When the terms and obligations set forth in a plea agreement are not fulfilled, appellate courts may consider whether that failure constitutes harmless error. Id. at 141 (stating that " breach of a plea deal is not a 'structural error,'" and thus is subject to harmless error analysis).[6] Here, Appellant received the forty-year sentence which he negotiated,[7] and further received

Page 71

the benefit of having one of the charges against him essentially dropped, as his criminal record will only reflect three convictions and not four. Therefore, to the extent there was error, Appellant has suffered no prejudice. See id. at 141-42 ( " The defendant whose plea agreement has been broken by the Government will not always be able to show prejudice, either because he obtained the benefits contemplated by the deal anyway (e.g., the sentence that the prosecutor promised to request) or because he likely would not have obtained those benefits in any event . . . ." (emphasis added)).

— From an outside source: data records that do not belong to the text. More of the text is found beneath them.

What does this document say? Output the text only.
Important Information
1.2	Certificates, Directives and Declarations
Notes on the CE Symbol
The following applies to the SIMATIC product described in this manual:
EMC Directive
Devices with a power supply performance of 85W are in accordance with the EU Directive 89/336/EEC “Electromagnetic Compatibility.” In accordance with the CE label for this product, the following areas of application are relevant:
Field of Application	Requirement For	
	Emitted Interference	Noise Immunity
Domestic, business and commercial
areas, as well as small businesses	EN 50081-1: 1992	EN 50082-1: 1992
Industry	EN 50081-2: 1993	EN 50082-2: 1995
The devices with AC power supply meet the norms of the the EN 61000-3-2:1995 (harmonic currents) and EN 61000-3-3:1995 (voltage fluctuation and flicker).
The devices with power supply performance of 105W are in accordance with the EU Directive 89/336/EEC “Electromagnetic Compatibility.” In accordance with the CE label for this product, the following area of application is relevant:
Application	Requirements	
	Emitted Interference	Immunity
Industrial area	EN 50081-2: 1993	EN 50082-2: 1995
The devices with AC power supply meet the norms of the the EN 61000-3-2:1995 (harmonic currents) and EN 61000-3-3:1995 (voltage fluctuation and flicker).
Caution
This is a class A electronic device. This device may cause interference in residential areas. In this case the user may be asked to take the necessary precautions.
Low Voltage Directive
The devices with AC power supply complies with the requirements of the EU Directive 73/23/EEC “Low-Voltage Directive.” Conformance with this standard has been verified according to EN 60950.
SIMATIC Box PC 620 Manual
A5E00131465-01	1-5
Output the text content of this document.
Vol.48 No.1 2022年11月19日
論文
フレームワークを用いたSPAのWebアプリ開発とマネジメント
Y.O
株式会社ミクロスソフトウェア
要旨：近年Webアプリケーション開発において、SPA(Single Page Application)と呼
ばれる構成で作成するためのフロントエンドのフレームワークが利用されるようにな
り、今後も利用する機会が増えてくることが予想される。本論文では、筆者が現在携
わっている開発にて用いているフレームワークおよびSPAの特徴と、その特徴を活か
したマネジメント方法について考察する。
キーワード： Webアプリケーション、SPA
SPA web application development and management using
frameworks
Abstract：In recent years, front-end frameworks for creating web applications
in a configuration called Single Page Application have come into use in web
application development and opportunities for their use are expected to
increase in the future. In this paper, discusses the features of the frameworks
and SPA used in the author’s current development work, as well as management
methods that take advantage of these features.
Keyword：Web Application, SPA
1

Moreover, any possible error is harmless beyond a reasonable doubt. Cf. Joseph v. State, 351 S.C. 551, 560, 571 S.E.2d 280, 284 (2002) (rejecting the defendant's argument that his second guilty plea was involuntary and unknowing because it [411 S.C. 202] was part of a " package deal," after the PCR court invalidated the first of his two guilty pleas, and finding that " Petitioner was properly advised and sentenced on the murder charge. Further, [P]etitioner failed to show he was induced to plead guilty or that he would have not pled guilty to murder but for the [invalidated] grand larceny charge" ), overruled on other grounds by State v. Gentry, 363 S.C. 93, 610 S.E.2d 494 (2005); Roscoe v. State, 345 S.C. 16, 21, 546 S.E.2d 417, 419 (2001) (rejecting the defendant's argument that " all of his pleas [we]re affected by the [circuit court's] erroneous advice concerning the [maximum sentence for the] armed robbery charge," because the defendant " was properly advised and sentenced on the [remaining] charges, and he fail[ed] to demonstrate his pleas to these offenses were in any way affected by the mis-advice concerning armed robbery" ).

Conclusion

For the foregoing reasons, the circuit court's decision is AFFIRMED AS MODIFIED.

BEATTY, HEARN, JJ. and Acting Justice James E. Moore, concur.

PLEICONES, J., concurring in result only.